Surban putih yang sudah mangkak itu dia dekap di dada. Penuh perasaan dielus-elus surban bersejarah itu. Surban yang telah kusam dimangsa waktu. Tetenger dari jaman kekejaman tanpa belas kasihan. Diciumi surban yang selalu beraroma wangi minyak yakfaron. Bagai melepas kangen kepada belahan jiwa yang baru bertandang setelah sekian lama pergi.

“Muntohir, maafkan dosaku,” gumam Kiai Kasdikin menyebut sebuah nama sambil mendekap surban itu. 

Entah getaran apa yang menyelimutinya, begitu memeluk surban fikirannya tergiring ke masa silam. Di era tahun 1965, tahun sarat kekelaman bersamaan gejolak politik di tanah air. Dimana saat itu dirinya menjabat Komandan Bansaji Tuban. Sebuah jabatan yang paling disegani dan ditakuti di jamannya. Hanya lelaki pilih tanding dengan ilmu kanuragan mumpuni yang mampu memegang jabatan angker itu. Dan salah satunya adalah seorang Kasdikin.

Kala itu markas Bansaji berada di wilayah Desa Kebonsari, kota Tuban. Di markas itu pula, saban malam, Kasdikin yang asli dari Desa Jetak, Kecamatan Montong itu membagi tugas kepada 150 anggota terpilih untuk menjaga rumah para kiai.
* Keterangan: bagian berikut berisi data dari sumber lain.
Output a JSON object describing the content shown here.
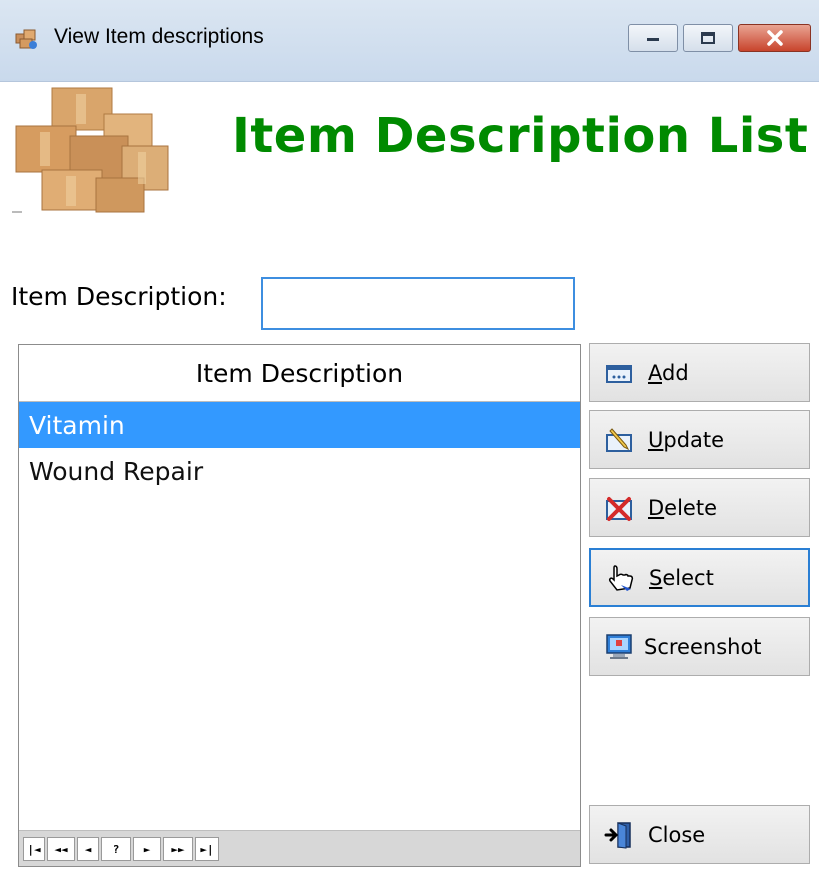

Sebagian lainnya melakukan menangkapan di rumah-rumah dan pembantaian terhadap para aktivis PKI. Mereka membuang jasad korbannya di sungai Bengawan Solo dan jurang-jurang di tengah hutan.

                                                               ***

Siang demikian terik, ketika Kasdikin didampingi dua kawannya menuruni andong memasuki warung di Desa Talun, Kecamatan Montong. Kedai nasi tak seberapa ramai. Tiga lelaki muda berseragam hijau daun lorek-lorek ala seragam serdadu itu demikian berwibawa. Terlebih di masing-masing dada kanan terdapat simbul bola dunia yang diikat tampar putih sebagai identitas Bansaji. Tiga kelewang mereka letakkan di atas meja. Mereka menikmati makan siang sambil melepas lelah.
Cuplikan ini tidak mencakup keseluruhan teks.